In each experiment, all cell cultures were set up in duplicates. In order to assess the toxicity of the test item to cultivated human lymphocytes, the cytokinesis-block proliferation index (CBPI) was calculated for all cultures treated with solvent control, positive control and test item. On the basis of these data, the concentrations to be scored for micronuclei were selected. No cytotoxic effect was detected in any of the tested concentrations in both experiments.

Therefore, the three highest test item concentrations were evaluated for micronuclei.

Neither a statistically significant nor a biologically relevant increase in the number of binucleated cells containing micronuclei at the evaluated concentrations was observed. All positive control compounds caused large, statistically significant increases in the proportion of binucleate cells with micronuclei, demonstrating the sensitivity of the test system. In conclusion, under the experimental conditions reported, the substance does not induce the formation of micronuclei in human lymphocytes in vitro.

HPRT test

A study according OECD TG 476 was performed with the source substance CAS 1266615-59 -1 to investigate the potential of the substance to induce mutations at the hypoxanthineguanine phosphoribosyl transferase (HPRT) locus in Chinese Hamster cells (V79). The assay comprised a pre-test and two independent experiments (experiment I and II). The pre-test was done to detect a potential cytotoxic effect of the test item. Based on the results of this test the concentrations for the main experiments were determined. The first main experiment (experiment I) was performed with and without metabolic activation (liver S9 mix from male rats, treated with Aroclor 1254) and a treatment period of 4 h. The second experiment (experiment II) was performed with a treatment period of 24 hours without metabolic activation. The highest nominal concentration (10 mM) applied was chosen based on the good solubility of the test item in organic solvents and aqueous media and on the absence of cytotoxicity. Appropriate reference mutagens, used as positive controls, induced a distinct increase in mutant colonies and thus, showed enough sensitivity of the testing procedure and the activity of the metabolic activation system. No substantial and reproducible dose-dependent increase in mutant colony numbers was observed in both experiments up to the maximal concentration (10 mM) of the test item. In conclusion, it can be stated that under the experimental conditions of this study the test item did not induce gene mutations at the HPRT locus in V79 cells in the absence and presence of metabolic activation. 

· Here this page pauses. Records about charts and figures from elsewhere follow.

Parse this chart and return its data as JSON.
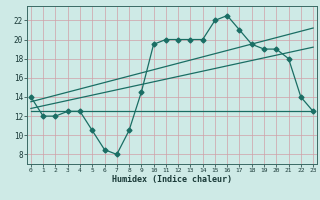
{
  "title": "",
  "xlabel": "Humidex (Indice chaleur)",
  "bg_color": "#ceeae6",
  "grid_color": "#b8d8d4",
  "line_color": "#1a6e64",
  "x_ticks": [
    0,
    1,
    2,
    3,
    4,
    5,
    6,
    7,
    8,
    9,
    10,
    11,
    12,
    13,
    14,
    15,
    16,
    17,
    18,
    19,
    20,
    21,
    22,
    23
  ],
  "y_ticks": [
    8,
    10,
    12,
    14,
    16,
    18,
    20,
    22
  ],
  "ylim": [
    7.0,
    23.5
  ],
  "xlim": [
    -0.3,
    23.3
  ],
  "series1_x": [
    0,
    1,
    2,
    3,
    4,
    5,
    6,
    7,
    8,
    9,
    10,
    11,
    12,
    13,
    14,
    15,
    16,
    17,
    18,
    19,
    20,
    21,
    22,
    23
  ],
  "series1_y": [
    14,
    12,
    12,
    12.5,
    12.5,
    10.5,
    8.5,
    8,
    10.5,
    14.5,
    19.5,
    20,
    20,
    20,
    20,
    22,
    22.5,
    21,
    19.5,
    19,
    19,
    18,
    14,
    12.5
  ],
  "series2_x": [
    0,
    23
  ],
  "series2_y": [
    12.5,
    12.5
  ],
  "series3_x": [
    0,
    23
  ],
  "series3_y": [
    12.8,
    19.2
  ],
  "series4_x": [
    0,
    23
  ],
  "series4_y": [
    13.5,
    21.2
  ]
}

Justification for classification or non-classification

Classification, Labeling, and Packaging Regulation (EC) No 1272/2008

The available test data are reliable and suitable for classification purposes under Regulation (EC) No 1272/2008. Thus, the test item is considered not to be classified for genotoxicity under Regulation (EC) No 1272/2008, amended for the fifteenth time in Regulation (EU) 2020/1182.